The process of configuring our IPsec demo (http://download.microsoft.com/download/f/1/2/f12dbbb5-d164-4e7c-b42d-aaca3efb85dc/IPsecPingSample.EXE) to run on a TechEd kiosk has been educational! Here’s what I’ve learned about configuring IPsec policy and about IPsec programming considerations for non-domain joined environments.

First, the version of the IPsecPing client code available above makes a call to WSASetSocketPeerTargetName with a Service Principal Name (SPN) based on the DNS name (specified via the command-line) of the target peer. Using an SPN forces the identity of the server to be verified by the underlying authentication protocol, e.g. Kerberos. However, between peers that lack trust (i.e. non-domain joined; or joined to domains that don’t share trust), Kerberos isn’t available. This was the case in my TechEd demo environment. Anticipating this, I configured shared-password-based IPsec policies. But I’d forgotten that the code was written to require checking the SPN.

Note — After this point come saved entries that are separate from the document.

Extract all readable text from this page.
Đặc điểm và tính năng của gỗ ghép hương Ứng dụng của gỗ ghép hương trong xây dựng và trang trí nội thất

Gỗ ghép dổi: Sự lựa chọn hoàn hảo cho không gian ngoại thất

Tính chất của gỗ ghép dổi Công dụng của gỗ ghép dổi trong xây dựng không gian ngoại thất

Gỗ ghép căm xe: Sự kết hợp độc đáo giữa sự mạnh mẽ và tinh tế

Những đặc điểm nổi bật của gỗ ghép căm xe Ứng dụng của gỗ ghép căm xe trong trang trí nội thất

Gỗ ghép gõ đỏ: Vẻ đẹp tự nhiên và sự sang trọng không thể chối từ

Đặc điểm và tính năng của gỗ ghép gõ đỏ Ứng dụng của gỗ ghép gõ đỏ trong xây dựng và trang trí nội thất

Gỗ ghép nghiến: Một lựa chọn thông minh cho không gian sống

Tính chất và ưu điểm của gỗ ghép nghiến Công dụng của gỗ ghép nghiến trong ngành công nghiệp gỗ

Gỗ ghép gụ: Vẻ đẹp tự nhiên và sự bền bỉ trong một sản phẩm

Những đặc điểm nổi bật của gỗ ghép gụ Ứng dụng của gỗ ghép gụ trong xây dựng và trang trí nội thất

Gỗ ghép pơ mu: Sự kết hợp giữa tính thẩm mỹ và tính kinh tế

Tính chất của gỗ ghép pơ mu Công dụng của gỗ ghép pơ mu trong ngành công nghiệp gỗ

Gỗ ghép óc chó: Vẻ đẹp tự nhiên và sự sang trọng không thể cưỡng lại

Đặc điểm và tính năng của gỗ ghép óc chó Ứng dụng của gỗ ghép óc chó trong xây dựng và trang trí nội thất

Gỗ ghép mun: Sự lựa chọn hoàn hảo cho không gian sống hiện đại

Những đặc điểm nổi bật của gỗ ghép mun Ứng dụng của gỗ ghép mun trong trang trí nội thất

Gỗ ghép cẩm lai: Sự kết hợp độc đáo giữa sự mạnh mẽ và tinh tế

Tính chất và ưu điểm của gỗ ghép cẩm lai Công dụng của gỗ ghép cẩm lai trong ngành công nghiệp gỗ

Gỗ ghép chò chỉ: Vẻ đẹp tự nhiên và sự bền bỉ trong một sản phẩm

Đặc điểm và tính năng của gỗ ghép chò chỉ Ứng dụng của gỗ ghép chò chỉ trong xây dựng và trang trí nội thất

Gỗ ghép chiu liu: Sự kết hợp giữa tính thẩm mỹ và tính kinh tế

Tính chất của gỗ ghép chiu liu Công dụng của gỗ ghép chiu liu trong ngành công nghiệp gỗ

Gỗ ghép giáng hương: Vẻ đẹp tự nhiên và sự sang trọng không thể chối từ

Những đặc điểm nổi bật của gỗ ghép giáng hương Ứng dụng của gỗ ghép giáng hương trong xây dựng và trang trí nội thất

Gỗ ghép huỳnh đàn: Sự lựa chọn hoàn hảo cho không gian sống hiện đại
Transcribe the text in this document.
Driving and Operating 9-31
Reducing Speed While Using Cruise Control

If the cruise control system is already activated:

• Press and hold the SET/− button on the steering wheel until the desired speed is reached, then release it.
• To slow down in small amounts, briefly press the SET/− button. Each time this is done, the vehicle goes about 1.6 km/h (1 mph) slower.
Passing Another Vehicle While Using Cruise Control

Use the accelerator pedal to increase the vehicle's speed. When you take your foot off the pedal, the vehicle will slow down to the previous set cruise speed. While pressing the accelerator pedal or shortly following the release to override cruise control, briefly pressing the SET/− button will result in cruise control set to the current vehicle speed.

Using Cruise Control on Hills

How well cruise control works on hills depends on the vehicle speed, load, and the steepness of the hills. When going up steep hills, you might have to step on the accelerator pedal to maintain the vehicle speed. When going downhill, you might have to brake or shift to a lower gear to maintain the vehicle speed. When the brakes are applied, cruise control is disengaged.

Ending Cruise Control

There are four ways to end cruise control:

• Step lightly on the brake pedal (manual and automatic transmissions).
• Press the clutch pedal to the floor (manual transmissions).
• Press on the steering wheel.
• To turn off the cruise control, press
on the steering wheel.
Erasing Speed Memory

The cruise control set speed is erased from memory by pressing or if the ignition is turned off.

Note - I’m told that certificate-based IPsec authentication also supports verification of an SPN (presumably via something resembling schannel name mapping), and that in that situation a Kerberos environment isn’t required. I haven’t confirmed that.

Anyway, to allow IPsecPing to work in my demo environment, I modified the code to only conditionally call WSASetSocketPeerTargetName (based on the presence of a command-line argument). Now I’m able to confirm IPsec-protected IPv4 connectivity between the un-trusted peers.

But IPsec-protected IPv6 connectivity wasn’t working! Why? Well, this one was easy - I was using an IPsec policy that only specified v4 addresses. Actually, I’d followed the directions on p. 1144 of the Vista Resource Kit book (http://download.microsoft.com/download/f/c/7/fc7d048b-b7a5-4add-be2c-baaee38091e3/9780735622838_WindowsVistaRK_ch27.pdf) and created a Connection Security rule via Windows Firewall. However, when creating an address-specific rule that way, it appears that the only way to provide an v6-compatible policy is to type in the v6 addresses. I’m just too lazy for that

So I disabled my WF Connection Security rule and instead created a new IPsec policy via the IP Security Policies snap-in. That approach is arguably more time-consuming than the above, but it allows policies to be specified via DNS name (which - note - can probably be spoofed). The resulting filter ruleset seems to apply to both v4 and v6 traffic. Running IPsecPing with the -6 switch confirmed this (I used "stcpserver.exe -v6", from the Vista SDK sample code, on the test peer in this case; note that the latter listens on port 27015).